Guterres, BM'de gazetecilere, Gazze ve bölgedeki genel duruma ilişkin açıklamalarda bulundu.
Gazze'de kabusun ikinci yılına girdiğine işaret eden Guterres, "Bu yıl Gazze'de krizler yılı oldu. İnsani, siyasi, diplomatik ve ahlaki krizler yılı." dedi.
Guterres, 7 Ekim'in ardından Gazze'nin tahayyül edilemeyecek düzeyde acının merkezi haline geldiğini belirterek, siviller, gazeteciler, insani yardım çalışanları ve BM personelinin öldürüldüğünü anımsattı.
Gazze'nin kuzeyinde durumun özellikle çok kötü olduğunu vurgulayan Guterres, İsrail'in bölgede "askeri operasyonlarını" yoğunlaştırdığını bildirdi.
BM Genel Sekreteri, İsrail'in burada konut alanlarına saldırdığını, hastaneleri boşalttırdığını ve elektrikleri kestiğini belirterek, "Yine 400 bin kişi güneye gitmeye zorlanıyor. Güney aşırı kalabalık, kirli ve temel yaşam gereksinimlerinden yoksun." diye konuştu.
Guterres, "Gazze'de tüm insan hakları ihlallerini şiddetle kınıyorum." ifadesini kullandı.
Tüm bu karmaşa arasında BM Yakın Doğu'daki Filistinli Mültecilere Yardım ve Bayındırlık Ajansının (UNRWA) hiç olmadığı kadar önemli ve ikame edilemez olduğunun altını çizen Guterres, İsrail Başbakanı Binyamin Netanyahu'ya mektup göndererek, UNRWA'nın İsrail ve Doğu Kudüs'te faaliyetlerini yasaklayan yasa teklifine ilişkin endişelerini ilettiğini bildirdi.

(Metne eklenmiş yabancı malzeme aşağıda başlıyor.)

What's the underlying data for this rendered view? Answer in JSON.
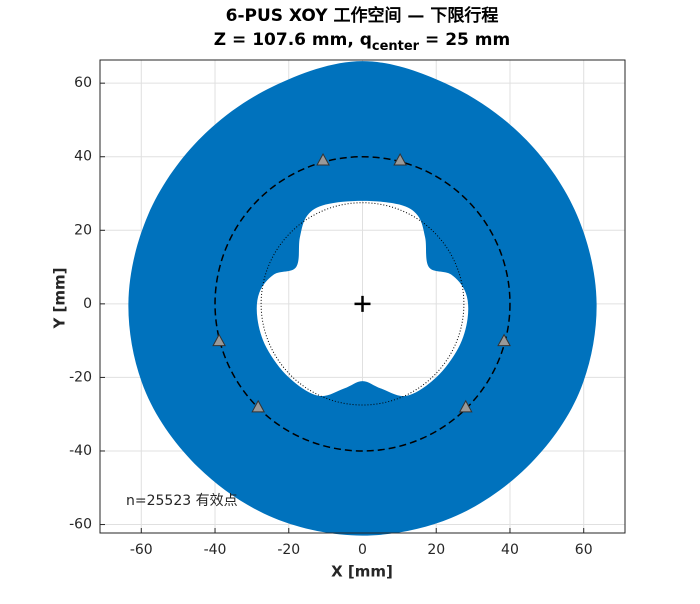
{
  "chart_data": {
    "type": "area",
    "title": "6-PUS XOY 工作空间 — 下限行程",
    "subtitle": {
      "main": "Z = 107.6 mm,  q",
      "sub": "center",
      "rest": " = 25 mm"
    },
    "xlabel": "X [mm]",
    "ylabel": "Y [mm]",
    "xlim": [
      -71.2,
      71.2
    ],
    "ylim": [
      -62.3,
      66.3
    ],
    "xticks": [
      -60,
      -40,
      -20,
      0,
      20,
      40,
      60
    ],
    "yticks": [
      -60,
      -40,
      -20,
      0,
      20,
      40,
      60
    ],
    "grid": true,
    "region": {
      "color": "#0072bd",
      "outer": {
        "x": [
          0,
          -24.5,
          -44.5,
          -58.2,
          -63.5,
          -58.7,
          -44.5,
          -24.1,
          0,
          24.1,
          44.5,
          58.7,
          63.5,
          58.2,
          44.5,
          24.5
        ],
        "y": [
          66,
          59,
          44.5,
          24.1,
          0,
          -24.3,
          -44.5,
          -58.2,
          -63,
          -58.2,
          -44.5,
          -24.3,
          0,
          24.1,
          44.5,
          59
        ]
      },
      "hole": {
        "x": [
          0,
          -10,
          -15,
          -17,
          -18,
          -24,
          -28,
          -28.5,
          -26,
          -20,
          -12,
          -5,
          0,
          5,
          12,
          20,
          26,
          28.5,
          28,
          24,
          18,
          17,
          15,
          10
        ],
        "y": [
          28,
          27,
          24,
          18,
          10,
          8,
          3,
          -4,
          -12,
          -20,
          -25,
          -23,
          -21,
          -23,
          -25,
          -20,
          -12,
          -4,
          3,
          8,
          10,
          18,
          24,
          27
        ]
      }
    },
    "circles": [
      {
        "r": 40,
        "style": "dashed"
      },
      {
        "r": 27.5,
        "style": "dotted"
      }
    ],
    "markers": {
      "x": [
        -10.7,
        10.2,
        -38.9,
        38.4,
        -28.3,
        28
      ],
      "y": [
        39.1,
        39.1,
        -10,
        -10,
        -28,
        -28
      ],
      "color": "#999999"
    },
    "center": {
      "x": 0,
      "y": 0
    },
    "annotation": "n=25523 有效点"
  }
}
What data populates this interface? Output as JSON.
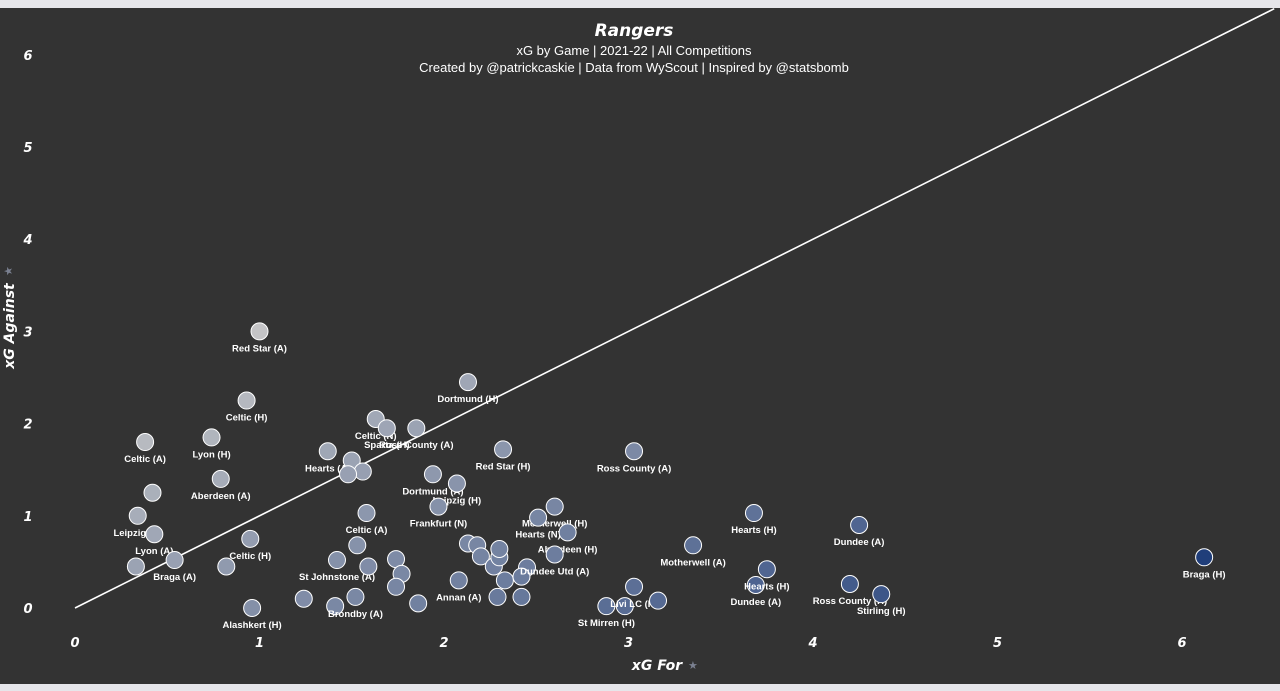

Guterres, söz konusu yasa teklifinin geçmesi halinde Gazze ve işgal altındaki Filistin topraklarında çalışmaların "boğulacağını" belirterek, bunun büyük bir felakete yol açacağı uyarısında bulundu.
Yasa teklifinin aynı zamanda BM Şartı ve İsrail'in uluslararası hukuk uyarınca yükümlülüklerini de ihlal edeceğini söyleyen Guterres, ulusal yasaların söz konusu yükümlülükleri yok sayamayacağını dile getirdi.
BM Genel Sekreteri Guterres, sözlerini şöyle sürdürdü:
"Şu çok açık ki bu savaşın yürütülme şekliyle ilgili çok ciddi bir hata var. Gidecek güvenli yerleri olmayan sivillere tahliye emri vermek onların güvenliğini koruma altına almıyor. Gazze'de hiçbir yer ve hiç kimse güvende değil."
Uluslararası hukuk kurallarının tartışmaya açık olmadığının altını çizen Guterres, sivillerin her yerde korunması ve ihtiyaçlarının giderilmesi gerektiğini ifade etti.
Guterres, ihtilafın yayılma riskine karşı aylardır uyarı yaptığını anımsatarak, "Orta Doğu, çok sayıda tarafın ateşlemeye hazır olduğu bir barut fıçısı." değerlendirmesinde bulundu.
İşgal altındaki Batı Şeria'nın "kaynama noktasına" geldiğini ve Lübnan'a yönelik saldırıların tüm bölgeyi tehdit ettiğini belirten Guterres, İsrail'in Lübnan'a yönelik saldırılarında 2 binden fazla kişinin öldürüldüğünü bildirdi.
Guterres, Lübnan'da topyekün savaşın eşiğinde olunduğu uyarısında bulunarak, tüm ülkelerin egemenliği ve toprak bütünlüğüne saygı duyulması gerektiğini kaydetti.
Orta Doğu'da durumun her saat daha da kötüleştiğini dile getiren BM Genel Sekreteri, yaptıkları uyarıların da kale alınmadığına dikkati çekti.
Guterres, her bir saldırının barışı zorlaştırdığını belirterek, "Bu nedenle Gazze ve Lübnan'da ateşkes, esirlerin serbest bırakılması ve insani yardımın ulaştırılması çağrılarımızdan vazgeçmeyeceğiz." dedi.
İki devletli çözümden de vazgeçmeyeceklerini vurgulayan Guterres, "Bölgede tüm insanların barış içinde yaşama hakkı var." mesajını verdi.